Self-propelled motion on the water surface has fascinated scientists for almost two hundred years. There are many solid substances, such as camphor, camphene,
and phenanthroline, which can develop to the water surface as a molecular layer, evaporate to the air phase and continuously dissolve into the water phase. This surface layer decreases the water surface tension and this decrease is local and time-dependent. Inhomogeneities in the surface concentration, resulting from fluctuations in release and evaporation, can break the symmetry around an object and drive its motion. The mathematical description of the self-propelled motion is complex because it should include object location, generated hydrodynamic flows, and dissipation of surface-active molecules.

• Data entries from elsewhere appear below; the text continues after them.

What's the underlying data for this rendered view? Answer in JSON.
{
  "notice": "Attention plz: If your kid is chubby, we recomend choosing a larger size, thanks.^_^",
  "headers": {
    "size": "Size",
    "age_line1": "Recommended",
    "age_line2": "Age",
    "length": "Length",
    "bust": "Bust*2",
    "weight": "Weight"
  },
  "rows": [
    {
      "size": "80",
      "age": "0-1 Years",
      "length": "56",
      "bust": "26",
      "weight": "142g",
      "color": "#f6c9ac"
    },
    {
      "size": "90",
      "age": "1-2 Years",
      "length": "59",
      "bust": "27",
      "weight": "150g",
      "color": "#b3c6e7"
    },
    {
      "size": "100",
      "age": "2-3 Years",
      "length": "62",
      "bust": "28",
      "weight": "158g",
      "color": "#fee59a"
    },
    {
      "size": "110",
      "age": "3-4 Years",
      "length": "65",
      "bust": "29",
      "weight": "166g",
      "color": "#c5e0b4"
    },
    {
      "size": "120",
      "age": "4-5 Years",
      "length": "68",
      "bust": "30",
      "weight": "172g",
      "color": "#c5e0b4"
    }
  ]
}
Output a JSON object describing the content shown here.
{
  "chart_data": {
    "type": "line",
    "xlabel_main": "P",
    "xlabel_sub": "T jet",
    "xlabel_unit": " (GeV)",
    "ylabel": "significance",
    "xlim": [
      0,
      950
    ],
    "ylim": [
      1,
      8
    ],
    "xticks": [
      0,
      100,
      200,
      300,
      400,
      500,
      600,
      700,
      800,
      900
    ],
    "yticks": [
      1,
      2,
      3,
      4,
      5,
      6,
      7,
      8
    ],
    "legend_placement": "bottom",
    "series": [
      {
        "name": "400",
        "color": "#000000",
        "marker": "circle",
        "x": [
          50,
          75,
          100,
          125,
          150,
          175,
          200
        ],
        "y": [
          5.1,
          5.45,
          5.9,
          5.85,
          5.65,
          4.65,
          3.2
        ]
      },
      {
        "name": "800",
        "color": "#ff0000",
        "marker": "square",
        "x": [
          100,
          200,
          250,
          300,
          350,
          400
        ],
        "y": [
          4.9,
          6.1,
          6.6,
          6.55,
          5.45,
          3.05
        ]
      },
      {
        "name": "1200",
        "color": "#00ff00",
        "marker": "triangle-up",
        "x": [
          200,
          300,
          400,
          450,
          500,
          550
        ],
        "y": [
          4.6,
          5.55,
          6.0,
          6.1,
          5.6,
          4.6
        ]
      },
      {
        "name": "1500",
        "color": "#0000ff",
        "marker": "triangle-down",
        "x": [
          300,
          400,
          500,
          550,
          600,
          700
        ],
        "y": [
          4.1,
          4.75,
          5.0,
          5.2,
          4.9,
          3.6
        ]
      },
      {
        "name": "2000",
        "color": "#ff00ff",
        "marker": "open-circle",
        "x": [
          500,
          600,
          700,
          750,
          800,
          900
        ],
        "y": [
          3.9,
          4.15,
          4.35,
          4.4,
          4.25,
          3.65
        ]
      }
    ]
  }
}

The simplest mathematical models consider the object position together with the concentration of surface-active molecules described by a reaction-diffusion equation in which the effective diffusion coefficient includes a hydrodynamic effect. However,
there are many interesting examples of systems where the motion of a self-propelled object is strongly coupled with generated hydrodynamic flows and in such cases, the model mentioned above fails. We introduce another simple mathematical model that describes the time evolution of a self-propelled object on a liquid surface using such variables as the object location, the surface concentration of active molecules, and the hydrodynamic surface flow. The model is applied to simulate the time evolution of a rotor composed of a polygonal plate with camphor pills at its corners. We have qualitatively reproduced results of experiments, in which the inversions of rotational direction under periodic stop- and release- operations were investigated. The model correctly describes the probability of the inversion as a function of the duration of the phase when the rotor is stopped. Moreover, the model allows us to introduce the rotor asymmetry unavoidable in real experiments and study its influence on the studied phenomenon. Our numerical simulations have revealed that the probability of the inversion of rotational direction is determined by the competition among the transport of the camphor molecules by the flow, the intrinsic asymmetry of the rotor, and the noise amplitude.